What gets measured gets done – but about outcomes?
9 April 2010
Nirvikar Singh’s recent piece on Janani Suraksha Yojna (JSY) (see link) is a welcome call to address the ‘social determinants’ of health. The causes of the causes, so to speak, of illness and mortality, like education, environment and income are indeed key indicators of women’s health status and survival.
Specifically regarding JSY, however, most evaluations miss one critical issue: the quality of services. While JSY promotes institutional delivery for a woman through a financial incentive, there is no guarantee that she receives the proper services that she deserves. In fact, most JSY-used facilities are overcrowded, often with more than one woman sharing a bed.
Accountability mechanisms rightly focus on the question of inputs – are funds being disbursed – but what measure of the recipient’s care? The true measure of JSY’s success will be to see if more women are actively seeking care before, during and after delivery from a properly equipped institution. And more critically, do they receive quality care?
If we are to look at the larger issue of gendercide and ‘saving India’s women’, we must look much further than institutional delivery. The deeper accountability issue is if women can access basic health services, well before pregnancy. For example, I find that gynecological infection is the most common health complaint amongst SEWA’s members across 9 states of India. Yet if they try, women cannot access basic treatment at the primary or block level in most parts of rural India. Gynecologists are not posted, pap tests are not available, and laboratory diagnosis for reproductive tract infections is unheard of – leaving women with expensive private care or none at all. Even she is undernourished, hemoglobin testing, food supplements and iron pills are limited to pregnant women.
Thus by the time a pregnant woman interacts with the public health system under JSY, the underlying causes of maternal mortality have long taken root. After her 24 hour delivery stint at the hospital, she is likely to remain far from institutions, at least until the next delivery.
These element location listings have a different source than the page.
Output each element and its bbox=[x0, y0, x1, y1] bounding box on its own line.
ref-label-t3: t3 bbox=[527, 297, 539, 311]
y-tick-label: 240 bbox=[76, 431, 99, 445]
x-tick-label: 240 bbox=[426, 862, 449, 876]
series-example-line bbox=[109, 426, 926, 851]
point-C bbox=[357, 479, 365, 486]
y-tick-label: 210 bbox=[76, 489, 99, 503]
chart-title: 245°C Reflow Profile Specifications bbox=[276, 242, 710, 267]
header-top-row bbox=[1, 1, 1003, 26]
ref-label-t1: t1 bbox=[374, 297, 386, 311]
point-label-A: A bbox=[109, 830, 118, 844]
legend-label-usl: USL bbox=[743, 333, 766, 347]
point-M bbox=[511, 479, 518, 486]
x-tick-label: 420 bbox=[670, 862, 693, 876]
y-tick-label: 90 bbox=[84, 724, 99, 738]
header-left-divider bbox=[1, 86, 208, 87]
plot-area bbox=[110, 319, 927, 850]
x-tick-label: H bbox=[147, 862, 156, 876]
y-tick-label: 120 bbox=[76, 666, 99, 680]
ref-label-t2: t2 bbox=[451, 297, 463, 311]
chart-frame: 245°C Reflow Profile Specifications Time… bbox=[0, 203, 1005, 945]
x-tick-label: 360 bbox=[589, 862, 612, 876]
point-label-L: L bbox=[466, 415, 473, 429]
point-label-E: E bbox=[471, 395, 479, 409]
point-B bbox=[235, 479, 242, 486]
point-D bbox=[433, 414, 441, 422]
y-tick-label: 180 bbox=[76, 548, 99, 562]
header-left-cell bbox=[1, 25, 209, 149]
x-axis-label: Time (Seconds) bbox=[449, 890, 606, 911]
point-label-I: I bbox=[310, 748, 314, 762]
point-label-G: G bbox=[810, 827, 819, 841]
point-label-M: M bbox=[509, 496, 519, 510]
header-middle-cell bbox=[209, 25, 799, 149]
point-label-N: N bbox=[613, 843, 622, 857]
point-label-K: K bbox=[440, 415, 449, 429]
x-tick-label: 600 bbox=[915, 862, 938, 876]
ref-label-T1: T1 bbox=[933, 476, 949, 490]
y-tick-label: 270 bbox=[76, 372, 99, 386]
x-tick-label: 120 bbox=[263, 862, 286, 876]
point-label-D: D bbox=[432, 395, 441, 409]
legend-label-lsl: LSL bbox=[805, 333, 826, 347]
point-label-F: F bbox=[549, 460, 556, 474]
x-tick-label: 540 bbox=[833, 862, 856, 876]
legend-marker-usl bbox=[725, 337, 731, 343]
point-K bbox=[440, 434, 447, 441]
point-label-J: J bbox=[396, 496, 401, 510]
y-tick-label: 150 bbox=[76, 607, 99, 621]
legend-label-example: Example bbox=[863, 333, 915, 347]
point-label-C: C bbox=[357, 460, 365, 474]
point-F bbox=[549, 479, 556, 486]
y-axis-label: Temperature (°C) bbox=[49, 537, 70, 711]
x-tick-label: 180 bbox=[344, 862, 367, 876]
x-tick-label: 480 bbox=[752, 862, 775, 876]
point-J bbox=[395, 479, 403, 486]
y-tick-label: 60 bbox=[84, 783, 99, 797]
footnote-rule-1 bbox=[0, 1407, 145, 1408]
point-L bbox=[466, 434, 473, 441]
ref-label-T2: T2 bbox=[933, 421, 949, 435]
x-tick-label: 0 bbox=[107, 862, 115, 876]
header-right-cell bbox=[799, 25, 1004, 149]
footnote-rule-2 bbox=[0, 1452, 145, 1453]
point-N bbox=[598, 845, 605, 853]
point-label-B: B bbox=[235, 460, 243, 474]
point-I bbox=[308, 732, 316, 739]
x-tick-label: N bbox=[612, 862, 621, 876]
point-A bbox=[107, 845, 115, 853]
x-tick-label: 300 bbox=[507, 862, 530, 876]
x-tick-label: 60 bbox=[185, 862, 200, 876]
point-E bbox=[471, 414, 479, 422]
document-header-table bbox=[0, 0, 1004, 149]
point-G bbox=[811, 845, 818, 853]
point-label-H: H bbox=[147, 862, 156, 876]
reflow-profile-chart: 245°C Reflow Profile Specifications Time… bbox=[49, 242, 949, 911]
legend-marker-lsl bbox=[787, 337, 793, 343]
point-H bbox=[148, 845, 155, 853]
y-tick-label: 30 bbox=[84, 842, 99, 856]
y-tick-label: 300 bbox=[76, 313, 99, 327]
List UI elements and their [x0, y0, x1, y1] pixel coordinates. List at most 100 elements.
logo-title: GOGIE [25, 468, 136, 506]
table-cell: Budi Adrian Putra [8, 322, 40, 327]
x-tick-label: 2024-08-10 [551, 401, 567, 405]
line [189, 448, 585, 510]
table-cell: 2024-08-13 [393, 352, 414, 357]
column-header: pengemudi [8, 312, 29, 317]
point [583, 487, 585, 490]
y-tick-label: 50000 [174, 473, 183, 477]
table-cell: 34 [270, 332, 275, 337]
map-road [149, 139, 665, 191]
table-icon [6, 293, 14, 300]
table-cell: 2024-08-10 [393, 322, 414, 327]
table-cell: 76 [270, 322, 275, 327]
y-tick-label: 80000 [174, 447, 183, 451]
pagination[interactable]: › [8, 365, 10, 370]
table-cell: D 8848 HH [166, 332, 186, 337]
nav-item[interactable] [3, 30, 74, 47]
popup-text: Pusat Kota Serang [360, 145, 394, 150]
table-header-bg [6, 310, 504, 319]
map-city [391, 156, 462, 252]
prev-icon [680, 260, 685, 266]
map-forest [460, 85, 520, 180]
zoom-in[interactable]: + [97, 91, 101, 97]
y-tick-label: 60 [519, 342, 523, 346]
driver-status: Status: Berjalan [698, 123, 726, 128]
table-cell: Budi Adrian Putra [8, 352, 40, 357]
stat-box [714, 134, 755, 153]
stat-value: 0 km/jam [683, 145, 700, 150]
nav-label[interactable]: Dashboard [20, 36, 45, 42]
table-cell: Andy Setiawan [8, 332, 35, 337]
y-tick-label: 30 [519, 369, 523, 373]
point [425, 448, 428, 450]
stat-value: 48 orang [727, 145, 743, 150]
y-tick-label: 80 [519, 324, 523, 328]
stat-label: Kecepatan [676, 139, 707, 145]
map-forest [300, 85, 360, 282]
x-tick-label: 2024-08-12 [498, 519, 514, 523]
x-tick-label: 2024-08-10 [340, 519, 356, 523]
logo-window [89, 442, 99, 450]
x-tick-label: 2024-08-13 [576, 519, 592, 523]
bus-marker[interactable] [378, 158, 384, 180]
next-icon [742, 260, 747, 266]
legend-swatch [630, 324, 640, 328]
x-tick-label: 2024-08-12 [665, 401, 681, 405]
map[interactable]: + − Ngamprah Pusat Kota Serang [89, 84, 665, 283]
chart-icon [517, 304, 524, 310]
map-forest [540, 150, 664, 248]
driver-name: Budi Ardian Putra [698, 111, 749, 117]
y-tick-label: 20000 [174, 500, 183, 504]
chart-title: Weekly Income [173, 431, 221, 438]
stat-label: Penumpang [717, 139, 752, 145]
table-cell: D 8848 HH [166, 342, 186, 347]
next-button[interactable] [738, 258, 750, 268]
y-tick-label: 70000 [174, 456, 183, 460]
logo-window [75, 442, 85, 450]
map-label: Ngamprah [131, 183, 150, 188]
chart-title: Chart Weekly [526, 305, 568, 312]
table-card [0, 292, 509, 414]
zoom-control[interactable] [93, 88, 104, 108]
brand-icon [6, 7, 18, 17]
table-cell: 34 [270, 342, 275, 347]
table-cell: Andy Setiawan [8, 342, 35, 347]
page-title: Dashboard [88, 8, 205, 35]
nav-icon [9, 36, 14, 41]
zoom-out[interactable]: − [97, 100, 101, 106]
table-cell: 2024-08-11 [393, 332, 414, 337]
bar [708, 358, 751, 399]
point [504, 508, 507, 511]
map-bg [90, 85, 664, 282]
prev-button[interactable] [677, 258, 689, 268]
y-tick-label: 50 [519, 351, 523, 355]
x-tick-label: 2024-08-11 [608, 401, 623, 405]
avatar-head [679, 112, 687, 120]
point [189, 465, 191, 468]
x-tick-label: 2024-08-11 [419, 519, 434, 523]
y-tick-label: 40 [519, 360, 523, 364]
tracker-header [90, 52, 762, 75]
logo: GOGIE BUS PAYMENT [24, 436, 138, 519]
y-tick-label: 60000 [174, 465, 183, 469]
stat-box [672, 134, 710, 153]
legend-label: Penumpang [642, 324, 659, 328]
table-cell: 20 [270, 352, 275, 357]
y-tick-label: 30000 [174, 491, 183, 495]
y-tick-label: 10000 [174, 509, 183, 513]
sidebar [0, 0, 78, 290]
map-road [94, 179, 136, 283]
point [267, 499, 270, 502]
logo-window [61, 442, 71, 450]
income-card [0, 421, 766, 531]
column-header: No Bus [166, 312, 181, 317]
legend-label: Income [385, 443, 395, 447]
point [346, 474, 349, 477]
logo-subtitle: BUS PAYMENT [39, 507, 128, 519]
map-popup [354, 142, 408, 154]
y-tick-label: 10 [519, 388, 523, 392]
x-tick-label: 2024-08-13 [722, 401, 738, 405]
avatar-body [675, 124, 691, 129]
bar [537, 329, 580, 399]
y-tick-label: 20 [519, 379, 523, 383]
To truly improve women and mother’s health, primary women’s health services – health information, nutritional support and gynecological care to start – must be available at the local level. In addition to the ASHA worker, we have a legion of dais highly skilled at providing women with doorstep health services. Though a pregnant woman may travel long distances for a delivery with a financial incentive, she certainly cannot sacrifice a day’s earnings for primary care. Locally available health care will promote her overall health status, which of course also equips her for a safer delivery at an institution if she chooses. And when she does seek that care under JSY, she must be entitled to quality.
Sapna Desai is Health Coordinator for the Self Employed Women’s Association (SEWA) Bharat, a national federation of women workers across 9 states.